Sand is nearly as “inner circle Second City” as it is possible to be. As a kid in Santa Monica he studied and performed with Viola Spolin, inventor of theatre games and mother of Second City founder Paul Sills. Paul Sand and Paul Sills must have gotten confused with each other many times over the years! When Sills founded Second City in Chicago circa 1960, Sand was one of the founding members. When Second City brought a revue to Broadway in 1961, Sand was in the cast, along with Alan Arkin and Barbara Harris.

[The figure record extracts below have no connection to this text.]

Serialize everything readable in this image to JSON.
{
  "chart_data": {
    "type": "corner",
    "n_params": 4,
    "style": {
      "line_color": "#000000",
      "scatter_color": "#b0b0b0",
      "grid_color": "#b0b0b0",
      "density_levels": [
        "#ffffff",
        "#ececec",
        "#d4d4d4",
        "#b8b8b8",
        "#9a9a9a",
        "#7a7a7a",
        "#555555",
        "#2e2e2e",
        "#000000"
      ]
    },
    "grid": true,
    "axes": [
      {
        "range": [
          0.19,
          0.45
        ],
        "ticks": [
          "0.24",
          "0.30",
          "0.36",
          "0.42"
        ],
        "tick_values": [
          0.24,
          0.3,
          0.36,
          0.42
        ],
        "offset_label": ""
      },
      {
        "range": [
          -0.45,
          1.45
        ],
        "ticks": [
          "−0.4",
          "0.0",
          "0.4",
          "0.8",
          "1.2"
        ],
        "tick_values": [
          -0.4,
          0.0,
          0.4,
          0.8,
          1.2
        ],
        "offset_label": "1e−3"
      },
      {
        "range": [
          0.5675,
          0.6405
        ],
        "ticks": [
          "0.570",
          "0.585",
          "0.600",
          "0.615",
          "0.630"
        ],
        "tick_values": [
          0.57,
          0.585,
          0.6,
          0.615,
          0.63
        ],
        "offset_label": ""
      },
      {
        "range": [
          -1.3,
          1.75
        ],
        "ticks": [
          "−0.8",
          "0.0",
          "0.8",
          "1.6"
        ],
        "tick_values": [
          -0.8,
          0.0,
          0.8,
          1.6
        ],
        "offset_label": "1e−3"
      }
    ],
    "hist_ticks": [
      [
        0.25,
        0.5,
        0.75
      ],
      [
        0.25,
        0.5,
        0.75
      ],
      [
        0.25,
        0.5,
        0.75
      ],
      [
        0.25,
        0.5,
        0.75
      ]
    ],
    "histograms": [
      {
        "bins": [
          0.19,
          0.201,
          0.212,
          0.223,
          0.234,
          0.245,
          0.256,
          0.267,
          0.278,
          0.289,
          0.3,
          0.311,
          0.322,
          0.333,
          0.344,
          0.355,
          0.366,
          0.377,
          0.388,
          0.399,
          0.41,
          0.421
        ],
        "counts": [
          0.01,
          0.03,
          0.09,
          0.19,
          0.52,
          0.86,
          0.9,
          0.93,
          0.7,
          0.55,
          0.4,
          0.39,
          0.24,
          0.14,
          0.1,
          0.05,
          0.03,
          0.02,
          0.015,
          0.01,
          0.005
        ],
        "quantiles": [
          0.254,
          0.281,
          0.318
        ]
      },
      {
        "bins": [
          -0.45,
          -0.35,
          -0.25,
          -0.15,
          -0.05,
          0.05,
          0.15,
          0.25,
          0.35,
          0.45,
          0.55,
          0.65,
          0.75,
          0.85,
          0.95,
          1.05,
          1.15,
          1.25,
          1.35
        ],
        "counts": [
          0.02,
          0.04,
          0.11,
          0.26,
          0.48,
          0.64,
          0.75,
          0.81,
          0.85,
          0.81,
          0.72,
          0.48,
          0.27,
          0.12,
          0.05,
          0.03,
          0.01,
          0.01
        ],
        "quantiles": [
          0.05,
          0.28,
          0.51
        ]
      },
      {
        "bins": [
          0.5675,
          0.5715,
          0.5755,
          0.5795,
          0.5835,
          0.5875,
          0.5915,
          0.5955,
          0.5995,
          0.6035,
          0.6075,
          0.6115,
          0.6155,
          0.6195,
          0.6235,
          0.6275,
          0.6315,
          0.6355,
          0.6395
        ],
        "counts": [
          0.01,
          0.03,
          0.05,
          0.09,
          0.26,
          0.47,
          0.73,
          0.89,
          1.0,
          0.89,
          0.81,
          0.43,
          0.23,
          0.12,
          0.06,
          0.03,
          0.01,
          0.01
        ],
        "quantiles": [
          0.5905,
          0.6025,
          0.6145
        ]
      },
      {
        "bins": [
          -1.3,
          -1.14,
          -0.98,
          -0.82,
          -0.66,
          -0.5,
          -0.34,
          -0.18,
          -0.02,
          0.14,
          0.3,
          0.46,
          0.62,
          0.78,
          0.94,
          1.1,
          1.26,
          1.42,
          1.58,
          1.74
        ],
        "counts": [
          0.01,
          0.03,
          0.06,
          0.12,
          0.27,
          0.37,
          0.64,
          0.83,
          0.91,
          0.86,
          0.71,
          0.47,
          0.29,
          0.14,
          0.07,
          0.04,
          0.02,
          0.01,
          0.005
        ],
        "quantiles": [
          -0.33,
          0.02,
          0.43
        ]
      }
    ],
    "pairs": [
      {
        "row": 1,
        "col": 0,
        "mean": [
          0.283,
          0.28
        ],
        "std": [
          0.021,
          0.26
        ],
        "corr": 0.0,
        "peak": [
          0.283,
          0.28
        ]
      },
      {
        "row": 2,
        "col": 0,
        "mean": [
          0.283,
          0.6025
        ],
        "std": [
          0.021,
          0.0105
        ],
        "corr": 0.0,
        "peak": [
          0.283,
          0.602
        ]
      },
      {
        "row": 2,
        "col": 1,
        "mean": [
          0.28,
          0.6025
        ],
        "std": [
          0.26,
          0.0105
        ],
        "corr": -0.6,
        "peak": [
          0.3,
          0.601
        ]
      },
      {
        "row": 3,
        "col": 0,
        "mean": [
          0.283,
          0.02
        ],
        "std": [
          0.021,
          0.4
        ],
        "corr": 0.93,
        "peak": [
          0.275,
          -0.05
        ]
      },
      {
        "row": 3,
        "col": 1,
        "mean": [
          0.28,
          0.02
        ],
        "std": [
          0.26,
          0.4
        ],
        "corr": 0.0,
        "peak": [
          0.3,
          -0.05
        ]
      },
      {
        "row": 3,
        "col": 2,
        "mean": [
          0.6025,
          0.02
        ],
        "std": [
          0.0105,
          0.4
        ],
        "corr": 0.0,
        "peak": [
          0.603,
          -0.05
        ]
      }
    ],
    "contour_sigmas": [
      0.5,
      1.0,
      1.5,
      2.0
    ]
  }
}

In 1966 Sand starred in the off-Broadway revue The Mad Show with Joanne Worley and Linda Lavin, went in as a sub in the original Broadway production of Neil Simon’s The Star Spangled Girl, and had a role on Bewitched. He won a Tony for his work in the Broadway production of Paul Sills’ Story Theatre (1970-71). This led to a memorable guest shot on The Mary Tyler Moore Show (1970) and several appearances on The Carol Burnett Show (1972-74). Those last two were likely among the many places you’ve seen him, that is, if you do indeed recognize him. He was also in the movies The Hot Rock (1972) and The Second Coming of Suzanne (1974).
In 1974, MTM Enterprises devised a new sitcom for him to star in, headed up by James L. Brooks and Allan Burns. Friends and Lovers featured Sand as a shy, self-deprecating double bass player with a Boston symphony orchestra. Also in the cast were Michael Pataki, Penny Marshall, Steve Landesberg, and Jack Gilford. The plots (much like on The Mary Tyler Moore Show) show were about Sand’s dating travails, as he gets harrassed and advised by his brother (Pataki) and sister-in-law (Marshall.)
The show only last 15 episodes. Even more surprising, it flopped despite getting the very best slot in the weekly schedule, following All in the Family. And MTM was a hit factory which until then could do no wrong. The consensus was that the show, while not bad, was simply lackluster, disappointing. I had a look at the credit sequence on Youtube; even the credit sequence is not compelling. I saw an interview with Burns in which he plausibly gives as the reason, the fact that the MTM staff was spread too thin at the time. In 1974 they were already juggling The Mary Tyler Moore Show, The Bob Newhart Show, Rhoda and The Texas Wheelers. Phyllis, Doc, The Bob Crane Show, and The Tony Randall Show would soon follow. Seems like Friends and Lovers was churned out in a somewhat perfunctory manner in the midst of all that, though the cast was probably great. (At this writing it’s not accessible)
When the show tanked, Sand hardly disappeared. He merely became ubiquitous. He was on Wonder Woman, The Love Boat, Supertrain, Taxi, Laverne and Shirley, Alice, Trapper John MD, St Elsewhere, Magnum PI etc etc. and the occasional movie like The Main Event (1979), Wholly Moses! (1980), and that Village People/ Nancy Walker masterwork Can’t Stop the Music (1980). His most recent credit is from 2015.